I’m upside down, my feet hooked to the top of the wall and my body pressed against the flat surface like a clinging vine. Two soldiers pass below me on their patrol route. If they looked up, they’d think I was just a part of the shadows or a sleeping bat.
As soon as they’re gone, I arch my back and flip onto the wall. I scramble along the top, quieter than a cat, until I’m opposite the roof of the central hall of the compound. Snapping my coiled legs, I sail across the gap in a single leap and melt into the shingles on the gentle curve of the roof.
There are, of course, far stealthier ways to break into a well-protected compound, but I like to stay in this world, to remain surrounded by the night breeze and the distant hoots of the owl.
Carefully, I pry off a glazed roofing tile and peek into the gap. Through the latticed under-roof I see a brightly lit hall paved with stones. A middle-aged man sits on a dais at the eastern end, his eyes intent upon a bundle of papers, flipping through the pages slowly. I see a birthmark the shape of a butterfly on his left cheek and a jade collar around his neck.
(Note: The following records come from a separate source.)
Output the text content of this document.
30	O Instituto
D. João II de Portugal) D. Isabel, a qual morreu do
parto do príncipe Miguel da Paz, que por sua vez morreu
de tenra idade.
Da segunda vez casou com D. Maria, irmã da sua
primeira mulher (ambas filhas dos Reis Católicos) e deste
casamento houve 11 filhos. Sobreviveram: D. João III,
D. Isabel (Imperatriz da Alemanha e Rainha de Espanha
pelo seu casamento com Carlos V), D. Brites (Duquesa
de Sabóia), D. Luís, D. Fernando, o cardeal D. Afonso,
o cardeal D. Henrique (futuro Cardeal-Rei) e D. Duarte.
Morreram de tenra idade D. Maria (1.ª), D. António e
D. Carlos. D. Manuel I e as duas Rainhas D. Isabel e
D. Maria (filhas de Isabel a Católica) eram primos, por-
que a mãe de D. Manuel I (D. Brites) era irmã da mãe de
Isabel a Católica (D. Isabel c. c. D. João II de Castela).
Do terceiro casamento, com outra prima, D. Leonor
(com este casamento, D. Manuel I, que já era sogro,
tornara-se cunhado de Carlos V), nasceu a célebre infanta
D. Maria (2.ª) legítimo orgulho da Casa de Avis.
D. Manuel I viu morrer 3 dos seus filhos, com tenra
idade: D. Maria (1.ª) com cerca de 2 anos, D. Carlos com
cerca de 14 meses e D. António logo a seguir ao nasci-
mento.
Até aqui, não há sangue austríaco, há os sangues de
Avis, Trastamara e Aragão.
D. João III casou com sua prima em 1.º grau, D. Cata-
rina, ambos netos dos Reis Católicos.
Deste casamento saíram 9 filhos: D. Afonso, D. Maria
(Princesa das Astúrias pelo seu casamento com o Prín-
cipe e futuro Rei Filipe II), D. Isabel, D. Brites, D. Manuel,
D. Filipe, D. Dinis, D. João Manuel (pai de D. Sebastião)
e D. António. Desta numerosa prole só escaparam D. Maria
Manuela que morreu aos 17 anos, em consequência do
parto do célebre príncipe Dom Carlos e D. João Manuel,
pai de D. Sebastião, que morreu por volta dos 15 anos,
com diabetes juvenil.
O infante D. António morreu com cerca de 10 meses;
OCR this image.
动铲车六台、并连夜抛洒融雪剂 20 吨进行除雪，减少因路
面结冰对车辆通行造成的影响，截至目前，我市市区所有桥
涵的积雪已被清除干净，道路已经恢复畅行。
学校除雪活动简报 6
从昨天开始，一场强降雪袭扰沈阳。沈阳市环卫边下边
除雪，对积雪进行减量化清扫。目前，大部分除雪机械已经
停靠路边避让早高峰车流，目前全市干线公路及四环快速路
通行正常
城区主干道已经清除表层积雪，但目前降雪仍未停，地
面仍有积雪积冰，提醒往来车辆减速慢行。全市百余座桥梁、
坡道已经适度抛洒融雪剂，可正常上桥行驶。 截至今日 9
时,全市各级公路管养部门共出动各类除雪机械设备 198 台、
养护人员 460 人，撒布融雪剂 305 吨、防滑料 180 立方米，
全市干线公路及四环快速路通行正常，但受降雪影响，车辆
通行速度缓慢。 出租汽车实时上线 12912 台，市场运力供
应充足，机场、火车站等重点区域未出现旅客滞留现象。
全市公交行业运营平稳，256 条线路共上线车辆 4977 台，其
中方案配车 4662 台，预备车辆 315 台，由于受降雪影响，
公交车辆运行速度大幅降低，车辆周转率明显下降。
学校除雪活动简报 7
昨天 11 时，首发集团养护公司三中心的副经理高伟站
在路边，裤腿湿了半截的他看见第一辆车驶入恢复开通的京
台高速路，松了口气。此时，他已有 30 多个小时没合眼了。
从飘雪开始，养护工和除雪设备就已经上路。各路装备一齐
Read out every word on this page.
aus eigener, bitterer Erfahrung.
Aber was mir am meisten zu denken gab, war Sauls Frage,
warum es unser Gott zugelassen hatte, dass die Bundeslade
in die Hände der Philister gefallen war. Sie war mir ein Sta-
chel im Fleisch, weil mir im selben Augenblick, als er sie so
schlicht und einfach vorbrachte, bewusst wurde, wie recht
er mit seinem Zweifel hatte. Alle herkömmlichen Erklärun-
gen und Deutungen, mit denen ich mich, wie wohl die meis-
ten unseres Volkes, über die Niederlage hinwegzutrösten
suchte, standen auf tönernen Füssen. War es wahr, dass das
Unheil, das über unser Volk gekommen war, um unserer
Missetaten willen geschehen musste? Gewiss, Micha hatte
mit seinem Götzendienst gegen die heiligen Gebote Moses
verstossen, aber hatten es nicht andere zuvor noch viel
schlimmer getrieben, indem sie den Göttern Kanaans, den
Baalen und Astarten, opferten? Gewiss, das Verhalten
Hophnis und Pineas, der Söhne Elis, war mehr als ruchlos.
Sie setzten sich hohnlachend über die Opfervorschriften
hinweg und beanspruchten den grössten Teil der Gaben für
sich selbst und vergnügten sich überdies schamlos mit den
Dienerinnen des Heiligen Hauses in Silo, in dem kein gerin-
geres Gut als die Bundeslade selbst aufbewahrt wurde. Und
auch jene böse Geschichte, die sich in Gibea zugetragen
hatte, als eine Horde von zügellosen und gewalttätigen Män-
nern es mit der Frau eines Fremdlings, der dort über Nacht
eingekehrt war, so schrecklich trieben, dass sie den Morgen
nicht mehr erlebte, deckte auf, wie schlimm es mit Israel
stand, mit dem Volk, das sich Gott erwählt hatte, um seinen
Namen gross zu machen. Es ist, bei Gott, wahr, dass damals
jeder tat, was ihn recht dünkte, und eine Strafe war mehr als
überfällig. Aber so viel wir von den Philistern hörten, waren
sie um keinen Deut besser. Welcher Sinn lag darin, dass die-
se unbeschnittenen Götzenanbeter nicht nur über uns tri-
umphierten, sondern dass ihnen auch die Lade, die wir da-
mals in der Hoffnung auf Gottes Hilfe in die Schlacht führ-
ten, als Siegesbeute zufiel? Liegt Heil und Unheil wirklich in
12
He is the jiedushi I’m supposed to kill.
“Steal his life, and your apprenticeship will be completed,” Teacher said. “This is your last test.”
“What has he done that he deserves to die?” I asked.
“Does it matter? It is enough that a man who once saved my life wants this man to die, and that he has paid handsomely for it. We amplify the forces of ambition and strife; we hold on to only our code.”
I crawl over the roof, my palms and feet gliding over the tiles smoothly, making no sound—Teacher trained us by having us glide across the valley lake in March, when the ice is so thin that even squirrels sometimes fall through and drown. I feel one with the night, my senses sharpened like the tip of my dagger. Excitement is tinged with a hint of sorrow, like the first stroke of the paintbrush on a fresh sheet of paper.
Now that I’m directly above where the governor is sitting, once again I pry off one tile, then another. I make a hole big enough for me to slink through. Then I take out the grappling hook from my pouch—painted black to prevent reflections—and toss it to the apex ridge so that the claws dig in securely. Then I tie the silk cord around my waist.
I look down through the hole in the roof. The jiedushi is still where he was, oblivious to the mortal danger over his head.